John Keats
John Keats, was born in London on October 31 1795, he was the eldest of four children. Although he died at the age of 25, he had one of the most remarkable career of all the English poets. He devoted his brief life to refining and perfecting poetry, characterised by vivid imagery and tremendous sensuous appeal.
John received relatively little formal education. Following the tragic death of his father in 1804 due to a riding accident, his mother soon remaried, consequently Keats and his two brothers and sister, to which the poet would have strong emotional ties for the entirity of his life, were sent to live with their grandmother. He was sent to study at a neraby school in Enfield, Keats was noted for being a bellicose lad but decidedly not a literary student but in 1809 he started to read voraciously. Following his mother’s death due to tuberculosis in 1810, the childrens grandmother put their affairs in the hands of a guardian Richard Abbey. In 1811 Mr Abbey encoraged young Keats to become an apprentice to a surgeon at Edmonton, but in 1814 he broke off his apprentiship and went to live in London, where he found employment as a junior surgeon at Guy’s and St Thomas’ hospitals.
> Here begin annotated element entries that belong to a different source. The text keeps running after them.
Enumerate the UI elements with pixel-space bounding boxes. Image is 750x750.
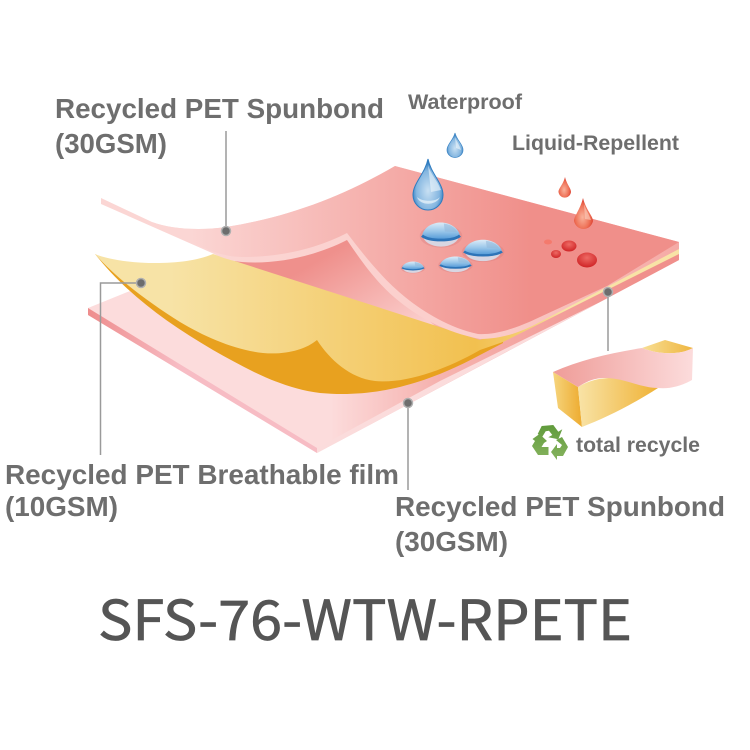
- label: waterproof: Waterproof: [408, 91, 523, 114]
- label: film weight: (10GSM): [5, 491, 118, 522]
- top spunbond layer: [101, 166, 679, 339]
- illustration: layered fabric sample: [553, 340, 693, 427]
- label: top spunbond weight: (30GSM): [55, 128, 167, 159]
- label: bottom spunbond weight: (30GSM): [395, 526, 508, 557]
- label: breathable film: Recycled PET Breathable film: [5, 459, 399, 490]
- flap underside of top layer: [230, 236, 485, 344]
- yellow breathable film layer: [95, 247, 679, 394]
- bottom spunbond layer: [88, 250, 679, 453]
- icon: red liquid drops: [544, 177, 597, 268]
- label: top spunbond: Recycled PET Spunbond: [55, 93, 384, 124]
- label: liquid-repellent: Liquid-Repellent: [512, 132, 679, 155]
- label: total recycle: total recycle: [576, 434, 700, 457]
- icon: water drops: [401, 133, 504, 273]
- title: SFS-76-WTW-RPETE: [98, 576, 632, 656]
- label: bottom spunbond: Recycled PET Spunbond: [395, 491, 725, 522]
- leader lines and dots: [100, 131, 612, 490]
- icon: recycle symbol: [532, 425, 568, 460]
During this period his literary intrests developed further and in 1817 he entirely devoted himself to his poetry. From this moment onwards to his premature death, the story of his life is the narrative of the poetry that he wrote. Some of the most renowned works of the poet include: “The Eve of S. Agnes“, “Ode On a Grecian Urn” and the ballad “La Belle Dam Sans Merci“. The poet died of tuberculosis in Rome where he is burried in February 1821 at the age of 25. During the course of his life, Keats was little outside of literary circle and even here he was to a certain extent diregarded because his works were considered to be full of neglect and obscurity. Fortunately in Victorian times owing to the renowned critic Mathew Arnold there was a total reversal of judgment.